Has anyone thought of relocation assistance or is there likely to be nimby backlash there too? If I were in that fix I’d be psyched to get help getting out of Dodge.
If I didn’t live in Cambridge for free, I’d go to either one in a heartbeat before I’d contribute a dime to rentier greed hoards.
A housing-first program could work out, IMO.
I don’t support shuttling Boston’s homeless to other cities our towns en masse, either. It’s not as if Fitchburg and Brockton aren’t already confronting the issues of homelessness and hunger already.
Every community with good services and public transit should assist in the effort to end homelessness, but Boston has to take a leadership role in this effort, especially for its own residents.
I’m thinking of individuals rather than a collective symbol. I have been homeless and my remedy was to migrate.

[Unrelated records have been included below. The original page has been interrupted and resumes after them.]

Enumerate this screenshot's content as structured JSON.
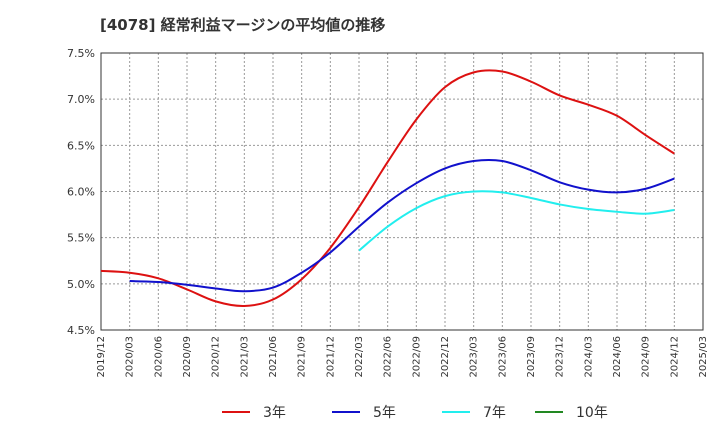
{
  "chart_data": {
    "type": "line",
    "title": "[4078]  経常利益マージンの平均値の推移",
    "xlabel": "",
    "ylabel": "",
    "x_ticks": [
      "2019/12",
      "2020/03",
      "2020/06",
      "2020/09",
      "2020/12",
      "2021/03",
      "2021/06",
      "2021/09",
      "2021/12",
      "2022/03",
      "2022/06",
      "2022/09",
      "2022/12",
      "2023/03",
      "2023/06",
      "2023/09",
      "2023/12",
      "2024/03",
      "2024/06",
      "2024/09",
      "2024/12",
      "2025/03"
    ],
    "y_ticks": [
      "7.5%",
      "7.0%",
      "6.5%",
      "6.0%",
      "5.5%",
      "5.0%",
      "4.5%"
    ],
    "ylim": [
      4.5,
      7.5
    ],
    "grid": true,
    "legend_position": "bottom",
    "series": [
      {
        "name": "3年",
        "color": "#dd1111",
        "x": [
          "2019/12",
          "2020/03",
          "2020/06",
          "2020/09",
          "2020/12",
          "2021/03",
          "2021/06",
          "2021/09",
          "2021/12",
          "2022/03",
          "2022/06",
          "2022/09",
          "2022/12",
          "2023/03",
          "2023/06",
          "2023/09",
          "2023/12",
          "2024/03",
          "2024/06",
          "2024/09",
          "2024/12"
        ],
        "values": [
          5.14,
          5.12,
          5.06,
          4.94,
          4.81,
          4.76,
          4.83,
          5.05,
          5.39,
          5.83,
          6.32,
          6.78,
          7.13,
          7.29,
          7.3,
          7.19,
          7.04,
          6.94,
          6.82,
          6.61,
          6.41
        ]
      },
      {
        "name": "5年",
        "color": "#1111cc",
        "x": [
          "2020/03",
          "2020/06",
          "2020/09",
          "2020/12",
          "2021/03",
          "2021/06",
          "2021/09",
          "2021/12",
          "2022/03",
          "2022/06",
          "2022/09",
          "2022/12",
          "2023/03",
          "2023/06",
          "2023/09",
          "2023/12",
          "2024/03",
          "2024/06",
          "2024/09",
          "2024/12"
        ],
        "values": [
          5.03,
          5.02,
          4.99,
          4.95,
          4.92,
          4.96,
          5.12,
          5.34,
          5.62,
          5.88,
          6.09,
          6.25,
          6.33,
          6.33,
          6.23,
          6.1,
          6.02,
          5.99,
          6.03,
          6.14
        ]
      },
      {
        "name": "7年",
        "color": "#22eeee",
        "x": [
          "2022/03",
          "2022/06",
          "2022/09",
          "2022/12",
          "2023/03",
          "2023/06",
          "2023/09",
          "2023/12",
          "2024/03",
          "2024/06",
          "2024/09",
          "2024/12"
        ],
        "values": [
          5.36,
          5.62,
          5.82,
          5.95,
          6.0,
          5.99,
          5.93,
          5.86,
          5.81,
          5.78,
          5.76,
          5.8
        ]
      },
      {
        "name": "10年",
        "color": "#228822",
        "x": [],
        "values": []
      }
    ]
  }
}
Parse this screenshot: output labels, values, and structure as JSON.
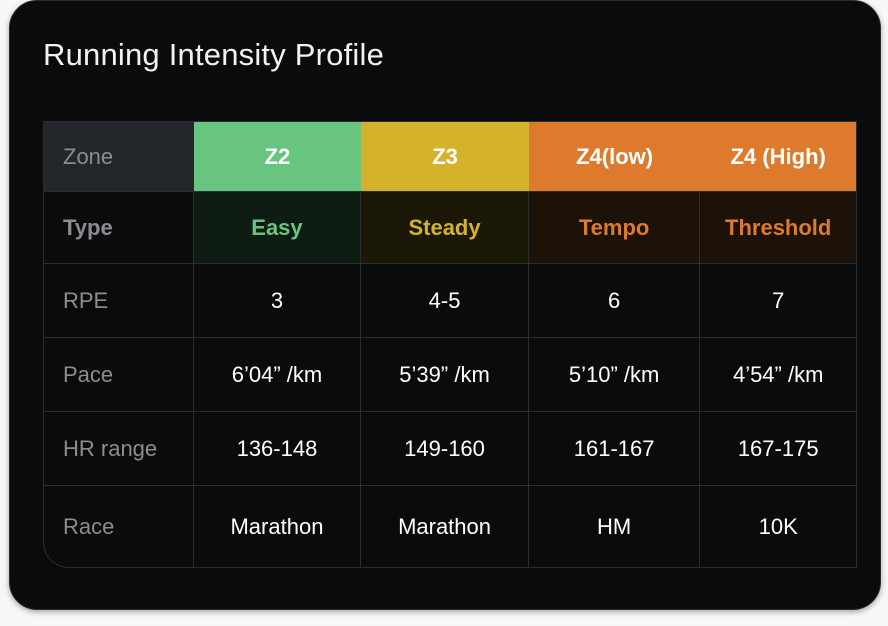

But I’m interested in many places and know how to look rents up. There are likely to be a certain number of people who are stranded who would benefit from relocation help. If you think of it for a second, you may agree that understanding ‘the homeless’ as some monolithic blob to be parked where the least noise ensues is kind of unevolved.
I also don’t consider these various abstractions that call themselves Boston or whatever to be that significant. I think of place in broader terms like ecosystem.
So if I can take advantage of status depreciation of the abstraction called Brockton cause it isn’t sexy for property speculation and be less exposed to cost gouging, I will and I’m still in the biome I like.
I noticed that commuter rail costs are really low down there if you get off at the Braintree or Quincy stations and finish the trip on the red line.
People are doing this to an impressive extent anyway. Some may not be aware of the options.
Apologies for the misunderstanding, and thanks for bringing bringing your experiences.